聖者の行進


そういう辛酸を舐めた経験を経て、しかし、ジョージは遂に結婚した。


昔のソレのように妻が変わってしまわないよう、ジョージは結婚してからも一生懸命だった。


結婚生活は楽しかったが、ただ唯一不満があるとすれば、自分のツラさや苦しさを“誰にも言えない”というコトである。


仕事の苦しさ。家庭の苦しさ。様々な苦しさが、「妻の負担になる」と思えてジョージは一切それを言えなかった。


また、職場でも友人関係でも、結婚している男だからと苦しさを表現することは無かった。


当時の若いジョージには、それが“大人”の所作で夫の役目だと感じたのだ。


しかし、そのプレッシャーは、ある日突然ジョージの心から溢れように弾けてしまう。


ある日、ジョージは全く身に覚えの無い事柄を責められ会社を辞めざるを得なくなってしまった。
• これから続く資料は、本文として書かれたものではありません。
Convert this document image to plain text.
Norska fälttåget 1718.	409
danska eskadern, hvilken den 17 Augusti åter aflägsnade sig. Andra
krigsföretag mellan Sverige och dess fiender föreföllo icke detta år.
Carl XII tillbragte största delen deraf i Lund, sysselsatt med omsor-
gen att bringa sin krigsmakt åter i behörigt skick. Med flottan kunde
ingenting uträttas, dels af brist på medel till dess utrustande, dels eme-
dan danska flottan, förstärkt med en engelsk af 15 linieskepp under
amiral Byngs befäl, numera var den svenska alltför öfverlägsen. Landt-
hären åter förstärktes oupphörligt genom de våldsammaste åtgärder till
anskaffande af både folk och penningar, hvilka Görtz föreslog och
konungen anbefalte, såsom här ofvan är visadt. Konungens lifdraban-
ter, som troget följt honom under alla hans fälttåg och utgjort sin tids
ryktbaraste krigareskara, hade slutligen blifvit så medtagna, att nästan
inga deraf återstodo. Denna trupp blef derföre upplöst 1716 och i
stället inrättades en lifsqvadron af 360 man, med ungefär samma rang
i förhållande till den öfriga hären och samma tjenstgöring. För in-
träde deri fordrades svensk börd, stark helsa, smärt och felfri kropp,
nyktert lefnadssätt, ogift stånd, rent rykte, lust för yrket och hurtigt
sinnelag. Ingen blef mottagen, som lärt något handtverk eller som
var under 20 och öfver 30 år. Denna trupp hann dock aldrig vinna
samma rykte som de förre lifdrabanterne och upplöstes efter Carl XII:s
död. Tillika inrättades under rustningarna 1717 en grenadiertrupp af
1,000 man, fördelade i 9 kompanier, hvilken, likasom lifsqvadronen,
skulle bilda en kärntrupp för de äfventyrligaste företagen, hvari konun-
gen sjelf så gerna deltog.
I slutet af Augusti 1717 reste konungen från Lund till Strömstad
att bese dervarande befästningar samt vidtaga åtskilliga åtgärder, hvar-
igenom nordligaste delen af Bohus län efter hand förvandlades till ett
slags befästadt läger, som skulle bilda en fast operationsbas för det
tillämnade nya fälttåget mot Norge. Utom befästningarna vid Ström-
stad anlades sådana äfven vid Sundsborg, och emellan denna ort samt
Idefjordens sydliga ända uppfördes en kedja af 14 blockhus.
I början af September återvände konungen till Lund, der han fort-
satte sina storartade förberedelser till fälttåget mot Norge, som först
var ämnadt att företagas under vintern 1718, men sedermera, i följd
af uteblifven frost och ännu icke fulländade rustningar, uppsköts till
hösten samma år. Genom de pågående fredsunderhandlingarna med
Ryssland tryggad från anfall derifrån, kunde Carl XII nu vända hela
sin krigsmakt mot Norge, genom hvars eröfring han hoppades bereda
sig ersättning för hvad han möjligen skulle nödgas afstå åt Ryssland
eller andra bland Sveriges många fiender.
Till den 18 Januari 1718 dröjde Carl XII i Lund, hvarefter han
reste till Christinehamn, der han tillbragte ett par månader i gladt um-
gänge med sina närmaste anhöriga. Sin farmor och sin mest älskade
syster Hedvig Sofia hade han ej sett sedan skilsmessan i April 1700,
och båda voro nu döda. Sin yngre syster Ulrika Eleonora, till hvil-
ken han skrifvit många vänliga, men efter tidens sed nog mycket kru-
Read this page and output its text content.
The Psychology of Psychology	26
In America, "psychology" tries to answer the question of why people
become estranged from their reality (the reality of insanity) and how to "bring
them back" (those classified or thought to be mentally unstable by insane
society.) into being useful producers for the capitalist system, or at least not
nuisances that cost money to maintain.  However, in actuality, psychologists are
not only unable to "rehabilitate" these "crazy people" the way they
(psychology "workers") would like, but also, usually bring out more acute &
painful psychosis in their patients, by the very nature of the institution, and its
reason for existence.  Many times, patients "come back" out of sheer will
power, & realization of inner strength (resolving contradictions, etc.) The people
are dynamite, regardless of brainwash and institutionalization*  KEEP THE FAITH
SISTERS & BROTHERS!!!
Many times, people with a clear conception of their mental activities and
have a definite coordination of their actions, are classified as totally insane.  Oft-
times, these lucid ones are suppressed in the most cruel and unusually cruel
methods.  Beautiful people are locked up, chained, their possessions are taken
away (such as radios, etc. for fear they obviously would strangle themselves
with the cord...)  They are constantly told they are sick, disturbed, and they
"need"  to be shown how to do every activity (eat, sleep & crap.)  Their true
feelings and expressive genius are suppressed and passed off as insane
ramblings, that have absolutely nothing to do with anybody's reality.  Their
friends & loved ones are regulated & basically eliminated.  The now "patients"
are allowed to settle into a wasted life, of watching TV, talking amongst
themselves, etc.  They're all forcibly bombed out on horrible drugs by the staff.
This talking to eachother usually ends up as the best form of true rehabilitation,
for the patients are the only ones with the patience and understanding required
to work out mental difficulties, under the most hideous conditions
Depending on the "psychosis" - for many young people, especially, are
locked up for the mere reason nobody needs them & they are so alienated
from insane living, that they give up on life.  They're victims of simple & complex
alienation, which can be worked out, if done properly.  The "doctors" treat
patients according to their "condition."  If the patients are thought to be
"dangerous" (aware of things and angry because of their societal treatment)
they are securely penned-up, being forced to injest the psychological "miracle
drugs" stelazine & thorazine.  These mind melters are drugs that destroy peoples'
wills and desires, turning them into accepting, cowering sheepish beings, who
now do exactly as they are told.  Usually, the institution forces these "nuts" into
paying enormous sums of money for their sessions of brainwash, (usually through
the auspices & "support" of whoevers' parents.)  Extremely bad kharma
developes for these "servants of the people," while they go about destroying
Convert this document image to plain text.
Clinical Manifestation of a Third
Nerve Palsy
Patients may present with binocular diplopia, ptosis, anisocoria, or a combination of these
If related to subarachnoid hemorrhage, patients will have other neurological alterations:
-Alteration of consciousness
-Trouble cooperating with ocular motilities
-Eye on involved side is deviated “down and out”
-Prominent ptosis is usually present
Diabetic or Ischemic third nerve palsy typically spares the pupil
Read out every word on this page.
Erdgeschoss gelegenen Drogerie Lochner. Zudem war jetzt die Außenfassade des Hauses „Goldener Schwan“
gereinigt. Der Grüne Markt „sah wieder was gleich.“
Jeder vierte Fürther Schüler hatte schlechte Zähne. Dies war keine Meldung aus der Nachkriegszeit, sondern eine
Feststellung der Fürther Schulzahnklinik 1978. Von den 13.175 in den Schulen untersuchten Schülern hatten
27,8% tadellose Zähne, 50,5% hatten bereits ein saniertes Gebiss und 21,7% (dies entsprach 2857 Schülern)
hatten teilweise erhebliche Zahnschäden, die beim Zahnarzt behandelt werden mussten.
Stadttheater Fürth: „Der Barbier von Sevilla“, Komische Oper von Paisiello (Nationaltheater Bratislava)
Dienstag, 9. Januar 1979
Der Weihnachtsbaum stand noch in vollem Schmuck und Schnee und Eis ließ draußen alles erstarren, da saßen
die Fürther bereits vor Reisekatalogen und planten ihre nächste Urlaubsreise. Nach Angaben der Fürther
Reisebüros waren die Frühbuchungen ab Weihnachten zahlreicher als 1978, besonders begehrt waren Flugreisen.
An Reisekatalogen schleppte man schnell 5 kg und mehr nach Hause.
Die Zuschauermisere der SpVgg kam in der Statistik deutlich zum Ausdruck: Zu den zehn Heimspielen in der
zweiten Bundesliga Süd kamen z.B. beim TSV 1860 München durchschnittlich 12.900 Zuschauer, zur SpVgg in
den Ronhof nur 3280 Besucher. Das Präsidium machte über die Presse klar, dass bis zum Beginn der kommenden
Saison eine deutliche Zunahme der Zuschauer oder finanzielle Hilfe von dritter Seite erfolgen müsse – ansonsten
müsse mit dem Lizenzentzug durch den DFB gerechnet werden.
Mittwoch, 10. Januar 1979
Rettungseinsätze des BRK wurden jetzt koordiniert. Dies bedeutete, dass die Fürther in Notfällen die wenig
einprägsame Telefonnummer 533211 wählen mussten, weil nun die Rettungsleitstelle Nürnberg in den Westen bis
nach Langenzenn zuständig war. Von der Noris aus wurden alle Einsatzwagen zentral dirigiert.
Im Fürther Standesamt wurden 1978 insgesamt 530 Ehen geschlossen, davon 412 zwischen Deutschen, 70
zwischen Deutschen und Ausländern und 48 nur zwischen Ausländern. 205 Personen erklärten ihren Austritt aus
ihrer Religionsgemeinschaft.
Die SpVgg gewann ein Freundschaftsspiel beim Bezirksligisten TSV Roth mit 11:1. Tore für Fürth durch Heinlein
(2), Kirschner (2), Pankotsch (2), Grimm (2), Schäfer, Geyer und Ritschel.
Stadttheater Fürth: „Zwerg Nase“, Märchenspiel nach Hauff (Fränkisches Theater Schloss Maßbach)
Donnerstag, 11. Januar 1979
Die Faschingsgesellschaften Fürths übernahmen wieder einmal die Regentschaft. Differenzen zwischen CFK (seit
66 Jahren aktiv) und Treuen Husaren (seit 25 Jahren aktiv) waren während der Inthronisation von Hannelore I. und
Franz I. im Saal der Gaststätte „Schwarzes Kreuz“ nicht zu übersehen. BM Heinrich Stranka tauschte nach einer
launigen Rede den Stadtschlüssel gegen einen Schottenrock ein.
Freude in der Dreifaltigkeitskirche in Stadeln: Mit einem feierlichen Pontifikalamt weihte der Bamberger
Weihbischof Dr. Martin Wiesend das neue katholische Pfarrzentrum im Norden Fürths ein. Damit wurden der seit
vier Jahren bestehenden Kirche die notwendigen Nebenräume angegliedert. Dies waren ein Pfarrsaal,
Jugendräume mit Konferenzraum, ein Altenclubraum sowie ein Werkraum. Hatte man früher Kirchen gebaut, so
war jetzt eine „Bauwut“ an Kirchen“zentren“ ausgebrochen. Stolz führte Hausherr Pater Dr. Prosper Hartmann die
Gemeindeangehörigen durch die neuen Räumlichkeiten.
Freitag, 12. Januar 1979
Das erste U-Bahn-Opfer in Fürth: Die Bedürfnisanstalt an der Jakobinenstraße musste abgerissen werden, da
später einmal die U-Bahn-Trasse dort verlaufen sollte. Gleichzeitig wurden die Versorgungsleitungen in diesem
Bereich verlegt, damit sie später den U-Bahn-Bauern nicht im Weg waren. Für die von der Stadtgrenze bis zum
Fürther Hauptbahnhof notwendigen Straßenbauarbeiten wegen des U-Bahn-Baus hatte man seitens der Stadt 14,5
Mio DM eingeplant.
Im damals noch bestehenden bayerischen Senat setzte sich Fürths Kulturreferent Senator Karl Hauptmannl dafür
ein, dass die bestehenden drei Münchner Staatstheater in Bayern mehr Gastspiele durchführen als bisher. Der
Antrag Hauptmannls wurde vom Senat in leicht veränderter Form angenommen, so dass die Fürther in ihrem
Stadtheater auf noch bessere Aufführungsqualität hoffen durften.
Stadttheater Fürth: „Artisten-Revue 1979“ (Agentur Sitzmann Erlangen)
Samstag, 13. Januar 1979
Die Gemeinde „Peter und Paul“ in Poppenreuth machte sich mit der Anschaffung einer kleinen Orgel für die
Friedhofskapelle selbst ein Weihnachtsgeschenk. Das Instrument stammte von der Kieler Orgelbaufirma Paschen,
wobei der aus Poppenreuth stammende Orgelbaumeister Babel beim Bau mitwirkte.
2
そのときにジョージは完全に緊張の糸がキレて脱力したのだ。“全てから逃げること”をジョージは心に決めた。


ジョージはサラ金に手を出し、その金で飲み歩き、妻と子を家に残してその後消息を絶った。


どこに行ったかと言えば、あての無い車中泊と、逃亡中に知り合った女性の家で渡り鳥に似たヒモ生活を送るようになっていた。